Assistants maternels : Pajemploi souhaite se charger du calcul de l'abattement fiscal

Les assistants maternels sont en colère et le font savoir. En cause, la dernière lettre de Pajemploi qui « sans trompette ni tambour », selon l’Ufnafaam, « fait à nouveau polémique » en annonçant des évolutions.

Celles-ci sont liées à la réforme de l’APL qui obligera bientôt à préciser ses ressources plus régulièrement, tous les 3 mois, afin de les réévaluer. « Dans cet objectif, Pajemploi informe qu’il va demander aux parents-employeurs de renseigner une case en cas d’accueils des enfants handicapés, malades, le nombre de jours d’accueil ou lorsque l’enfant a été accueilli plus de 24 heures. Pour le reste, Pajemploi possède déjà le nombre de jours (mais uniquement mensualisé) et le montant des indemnités (qui devrait correspondre ici au nombre de jours effectifs) », résumait  l’Ufnafaam sur sa page Facebook, le 24 juillet.
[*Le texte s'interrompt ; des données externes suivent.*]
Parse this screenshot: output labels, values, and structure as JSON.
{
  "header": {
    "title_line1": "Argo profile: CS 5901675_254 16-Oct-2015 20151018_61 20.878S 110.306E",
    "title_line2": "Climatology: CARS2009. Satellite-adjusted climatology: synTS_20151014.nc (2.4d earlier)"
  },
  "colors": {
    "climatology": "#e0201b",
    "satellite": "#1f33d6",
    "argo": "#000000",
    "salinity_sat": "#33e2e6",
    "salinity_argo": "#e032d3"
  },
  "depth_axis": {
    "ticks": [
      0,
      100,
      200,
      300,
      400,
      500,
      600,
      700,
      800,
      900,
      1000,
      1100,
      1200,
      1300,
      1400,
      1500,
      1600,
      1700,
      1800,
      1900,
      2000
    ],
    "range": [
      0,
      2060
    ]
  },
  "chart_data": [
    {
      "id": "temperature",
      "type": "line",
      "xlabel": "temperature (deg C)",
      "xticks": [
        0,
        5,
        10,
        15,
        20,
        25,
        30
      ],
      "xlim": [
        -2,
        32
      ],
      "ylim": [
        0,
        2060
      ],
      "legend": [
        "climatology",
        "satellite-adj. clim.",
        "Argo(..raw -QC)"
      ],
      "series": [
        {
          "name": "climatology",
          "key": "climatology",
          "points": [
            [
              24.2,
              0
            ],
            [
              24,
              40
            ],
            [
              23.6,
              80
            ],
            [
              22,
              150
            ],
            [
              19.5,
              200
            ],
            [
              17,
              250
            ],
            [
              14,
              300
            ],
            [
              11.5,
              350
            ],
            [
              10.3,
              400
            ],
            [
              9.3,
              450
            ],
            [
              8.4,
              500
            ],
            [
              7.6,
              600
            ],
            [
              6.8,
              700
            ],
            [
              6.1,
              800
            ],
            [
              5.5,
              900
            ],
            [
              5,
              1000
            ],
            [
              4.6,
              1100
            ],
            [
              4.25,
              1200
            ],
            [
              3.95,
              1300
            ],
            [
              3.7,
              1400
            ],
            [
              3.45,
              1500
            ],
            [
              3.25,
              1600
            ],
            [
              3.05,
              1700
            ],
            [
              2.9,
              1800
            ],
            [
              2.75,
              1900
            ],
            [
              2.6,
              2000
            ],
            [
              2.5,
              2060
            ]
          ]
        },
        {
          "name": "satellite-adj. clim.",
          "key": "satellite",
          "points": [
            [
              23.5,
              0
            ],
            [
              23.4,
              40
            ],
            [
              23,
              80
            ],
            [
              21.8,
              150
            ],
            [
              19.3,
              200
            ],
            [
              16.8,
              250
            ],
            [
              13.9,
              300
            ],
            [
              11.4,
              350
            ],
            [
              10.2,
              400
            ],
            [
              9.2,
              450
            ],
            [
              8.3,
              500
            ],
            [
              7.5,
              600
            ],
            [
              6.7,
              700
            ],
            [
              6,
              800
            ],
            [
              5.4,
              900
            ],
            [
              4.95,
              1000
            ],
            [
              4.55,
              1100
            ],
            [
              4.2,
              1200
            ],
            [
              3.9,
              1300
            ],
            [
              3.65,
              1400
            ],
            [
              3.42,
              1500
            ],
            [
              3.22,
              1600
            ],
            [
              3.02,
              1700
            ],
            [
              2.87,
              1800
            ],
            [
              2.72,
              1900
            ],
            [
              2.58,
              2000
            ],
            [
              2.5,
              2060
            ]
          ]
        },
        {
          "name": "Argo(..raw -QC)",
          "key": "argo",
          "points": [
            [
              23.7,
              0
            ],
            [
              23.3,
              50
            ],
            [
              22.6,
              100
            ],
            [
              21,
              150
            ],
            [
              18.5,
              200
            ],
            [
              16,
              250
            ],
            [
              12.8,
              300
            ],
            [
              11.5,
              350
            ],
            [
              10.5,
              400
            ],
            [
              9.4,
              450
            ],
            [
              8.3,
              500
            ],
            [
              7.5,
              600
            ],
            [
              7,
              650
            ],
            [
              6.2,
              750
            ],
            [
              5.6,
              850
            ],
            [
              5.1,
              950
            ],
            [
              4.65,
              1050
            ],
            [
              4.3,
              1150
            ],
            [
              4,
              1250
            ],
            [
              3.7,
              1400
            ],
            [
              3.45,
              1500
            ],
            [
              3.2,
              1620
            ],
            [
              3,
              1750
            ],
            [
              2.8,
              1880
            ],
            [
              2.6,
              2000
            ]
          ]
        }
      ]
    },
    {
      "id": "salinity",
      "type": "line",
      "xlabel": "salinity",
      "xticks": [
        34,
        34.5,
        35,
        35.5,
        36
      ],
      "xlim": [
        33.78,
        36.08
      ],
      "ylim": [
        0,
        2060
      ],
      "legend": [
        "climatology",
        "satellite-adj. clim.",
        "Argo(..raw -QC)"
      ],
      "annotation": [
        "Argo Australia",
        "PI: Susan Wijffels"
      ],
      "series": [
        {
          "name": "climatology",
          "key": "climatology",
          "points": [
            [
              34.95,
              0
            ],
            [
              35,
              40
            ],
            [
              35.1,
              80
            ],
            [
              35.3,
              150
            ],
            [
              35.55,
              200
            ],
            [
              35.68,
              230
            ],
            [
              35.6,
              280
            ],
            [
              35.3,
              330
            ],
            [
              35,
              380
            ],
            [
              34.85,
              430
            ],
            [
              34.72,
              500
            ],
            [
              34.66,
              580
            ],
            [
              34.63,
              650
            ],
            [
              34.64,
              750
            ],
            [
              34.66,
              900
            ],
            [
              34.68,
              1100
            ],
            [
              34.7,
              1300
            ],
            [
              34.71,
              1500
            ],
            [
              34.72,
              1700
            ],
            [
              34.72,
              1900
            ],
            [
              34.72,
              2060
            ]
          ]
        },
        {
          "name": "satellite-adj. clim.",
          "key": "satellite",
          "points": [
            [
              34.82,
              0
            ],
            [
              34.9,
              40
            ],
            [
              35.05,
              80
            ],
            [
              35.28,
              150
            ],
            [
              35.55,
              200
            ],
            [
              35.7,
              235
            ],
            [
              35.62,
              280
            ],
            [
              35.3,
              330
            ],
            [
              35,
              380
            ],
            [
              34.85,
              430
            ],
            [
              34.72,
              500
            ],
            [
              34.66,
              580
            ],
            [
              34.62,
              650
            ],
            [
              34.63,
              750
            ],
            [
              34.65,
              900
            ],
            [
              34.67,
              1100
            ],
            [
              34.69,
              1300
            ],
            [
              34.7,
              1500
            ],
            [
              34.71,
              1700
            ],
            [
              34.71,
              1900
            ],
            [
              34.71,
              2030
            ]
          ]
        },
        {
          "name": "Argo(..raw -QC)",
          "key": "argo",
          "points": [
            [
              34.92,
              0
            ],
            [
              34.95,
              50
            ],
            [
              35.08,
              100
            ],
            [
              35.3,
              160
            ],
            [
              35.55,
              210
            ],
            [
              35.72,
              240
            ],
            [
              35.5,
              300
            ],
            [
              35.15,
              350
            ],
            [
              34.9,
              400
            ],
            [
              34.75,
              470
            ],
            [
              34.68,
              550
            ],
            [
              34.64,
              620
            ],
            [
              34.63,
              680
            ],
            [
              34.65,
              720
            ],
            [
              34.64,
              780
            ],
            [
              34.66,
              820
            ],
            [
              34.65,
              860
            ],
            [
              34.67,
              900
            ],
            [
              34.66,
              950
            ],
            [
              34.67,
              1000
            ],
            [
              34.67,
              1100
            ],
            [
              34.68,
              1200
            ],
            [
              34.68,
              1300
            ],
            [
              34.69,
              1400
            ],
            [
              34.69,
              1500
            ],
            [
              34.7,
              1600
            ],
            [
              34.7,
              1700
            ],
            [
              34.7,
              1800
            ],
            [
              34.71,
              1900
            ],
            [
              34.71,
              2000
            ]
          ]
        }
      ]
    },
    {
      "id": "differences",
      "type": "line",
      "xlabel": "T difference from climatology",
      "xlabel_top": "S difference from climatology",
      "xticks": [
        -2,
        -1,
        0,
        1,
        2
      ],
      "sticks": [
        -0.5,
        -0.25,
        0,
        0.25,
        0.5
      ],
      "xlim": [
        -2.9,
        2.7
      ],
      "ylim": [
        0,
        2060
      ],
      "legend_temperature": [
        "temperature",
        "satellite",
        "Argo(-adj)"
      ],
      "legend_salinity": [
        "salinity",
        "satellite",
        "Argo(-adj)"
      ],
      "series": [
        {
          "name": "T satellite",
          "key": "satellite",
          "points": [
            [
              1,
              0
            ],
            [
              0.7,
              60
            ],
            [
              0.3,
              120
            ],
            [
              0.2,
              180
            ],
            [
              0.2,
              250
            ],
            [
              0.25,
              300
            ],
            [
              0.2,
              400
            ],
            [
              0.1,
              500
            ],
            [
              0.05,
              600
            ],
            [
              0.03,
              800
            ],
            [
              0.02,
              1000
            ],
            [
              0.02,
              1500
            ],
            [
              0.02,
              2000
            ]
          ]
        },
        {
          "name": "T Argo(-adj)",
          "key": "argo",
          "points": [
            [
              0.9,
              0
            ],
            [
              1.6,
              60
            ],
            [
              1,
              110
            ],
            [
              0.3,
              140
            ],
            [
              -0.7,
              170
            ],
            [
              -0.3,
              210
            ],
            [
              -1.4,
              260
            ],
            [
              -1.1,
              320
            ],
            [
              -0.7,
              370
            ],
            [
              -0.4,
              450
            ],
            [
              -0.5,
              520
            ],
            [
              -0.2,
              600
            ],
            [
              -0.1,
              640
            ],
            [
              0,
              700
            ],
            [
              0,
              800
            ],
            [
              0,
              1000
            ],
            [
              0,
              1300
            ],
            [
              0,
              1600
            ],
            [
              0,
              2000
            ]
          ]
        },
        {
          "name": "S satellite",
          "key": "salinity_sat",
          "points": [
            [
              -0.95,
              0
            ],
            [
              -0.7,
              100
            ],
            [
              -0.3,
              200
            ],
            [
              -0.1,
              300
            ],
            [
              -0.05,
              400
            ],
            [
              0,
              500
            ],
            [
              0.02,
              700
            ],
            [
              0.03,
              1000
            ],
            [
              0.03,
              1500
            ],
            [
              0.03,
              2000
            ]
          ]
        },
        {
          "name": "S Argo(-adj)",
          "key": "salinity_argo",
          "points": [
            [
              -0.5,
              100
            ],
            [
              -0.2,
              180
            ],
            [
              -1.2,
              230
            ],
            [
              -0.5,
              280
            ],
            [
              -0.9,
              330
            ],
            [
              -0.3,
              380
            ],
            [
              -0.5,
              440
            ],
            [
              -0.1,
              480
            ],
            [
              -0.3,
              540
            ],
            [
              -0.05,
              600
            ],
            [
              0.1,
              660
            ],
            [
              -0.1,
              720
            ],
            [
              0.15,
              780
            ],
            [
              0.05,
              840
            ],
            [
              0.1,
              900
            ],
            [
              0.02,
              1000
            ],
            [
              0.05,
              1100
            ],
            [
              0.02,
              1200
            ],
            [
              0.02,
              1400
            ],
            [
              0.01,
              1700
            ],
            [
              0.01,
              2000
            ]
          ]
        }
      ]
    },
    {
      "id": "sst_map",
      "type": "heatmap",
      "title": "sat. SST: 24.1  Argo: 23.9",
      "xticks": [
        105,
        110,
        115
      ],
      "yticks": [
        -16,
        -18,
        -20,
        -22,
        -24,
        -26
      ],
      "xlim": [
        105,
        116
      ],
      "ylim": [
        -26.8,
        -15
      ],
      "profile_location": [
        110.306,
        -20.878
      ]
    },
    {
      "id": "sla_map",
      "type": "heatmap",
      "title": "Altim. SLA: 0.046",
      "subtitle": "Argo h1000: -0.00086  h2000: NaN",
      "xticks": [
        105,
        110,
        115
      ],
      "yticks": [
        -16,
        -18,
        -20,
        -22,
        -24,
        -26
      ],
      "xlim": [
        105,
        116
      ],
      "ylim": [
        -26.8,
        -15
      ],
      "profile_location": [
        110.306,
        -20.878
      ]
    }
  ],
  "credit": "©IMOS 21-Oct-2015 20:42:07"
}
La question sensible de l’abattement fiscal
Jusque-là rien de problématique. Mais ce qui indigne la Fédération nationale des familles d’accueil et des assistants maternels c’est que « Pajemploi indique, comme si de rien n’était, dans ce courrier aux assistants maternels, que c’est lui qui va calculer à présent le montant de l’abattement fiscal puis ensuite le transmettre aux impôts (prenant ainsi la place du salarié…) ». L’organisme s’inquiète des répercussions de cette nouvelle mesure et des questions qu’elle soulève : « -  Comment fera Pajemploi pour calculer ce montant de manière proratisable (puisque l’abattement est différent si l’accueil effectif est inférieur à 8 heures » ?  - Est-ce que l’assistant maternel pourra modifier son montant s’il y a une erreur ? - Pourra-t-on annuler auprès du fisc, le montant déjà transmis par Pajemploi de l’abattement auprès des impôts, si le professionnel choisi plutôt de calculer ses impôts en déduisant les frais réels au lieu de l’abattement ? »

Le casse-tête des calculs
Il faut dire que les déclarations des assistants maternels sont déjà passablement complexes. Pour leur salaire, il leur faut jongler entre le calcul des journées mensualisés et celui des jours effectifs. Pour le montant de leur abattement fiscal, ils doivent tenir compte des journées inférieures ou supérieures à 8 heures de temps de présence de chaque enfant et conserver la mémoire et le détail de leurs comptes à la disposition des services fiscaux entre 3 et 5 ans. Difficile pour un non initié de s’y retrouver et les assistants maternels sont généralement les mieux placés pour expliquer à l’administration comment ils ont effectué leurs calculs.

Sentiment de privation de liberté    
Au-delà des crispations soulevées par la nouvelle mesure elle-même, les professionnels  éprouvent un sentiment de privation de liberté. « Pajemploi leur annonce, par simple lettre, qu’il va s’engager, en lieu et place du salarié, sur l’abattement auquel il peut prétendre. C’est cela qui est le plus violent », commente Sandra Onyszko, responsable communication de l’Ufnafaam et responsable juridique spécialisée du statut. « Depuis le remaniement ministériel, et sans nomination du secrétaire d’Etat pendant de longues semaines, Pajemploi a sans doute travaillé directement avec Bercy et a fait ce qu’on lui demandait. Mais c’est sa politique de communication inappropriée qui cristallise les colères ». Pour Sandra Onyszko, un travail concerté avec la DGSC et les partenaires (des associations, des syndicats), aurait pu permettre à Pajemploi de présenter en amont ses intentions et d’en discuter. Cela aurait favorisé leur appréhension par  les représentants de la profession afin de mieux les expliquer aux salariés concernés. En l’absence, c’est l’impression de « se heurter à un mur » qui prédomine.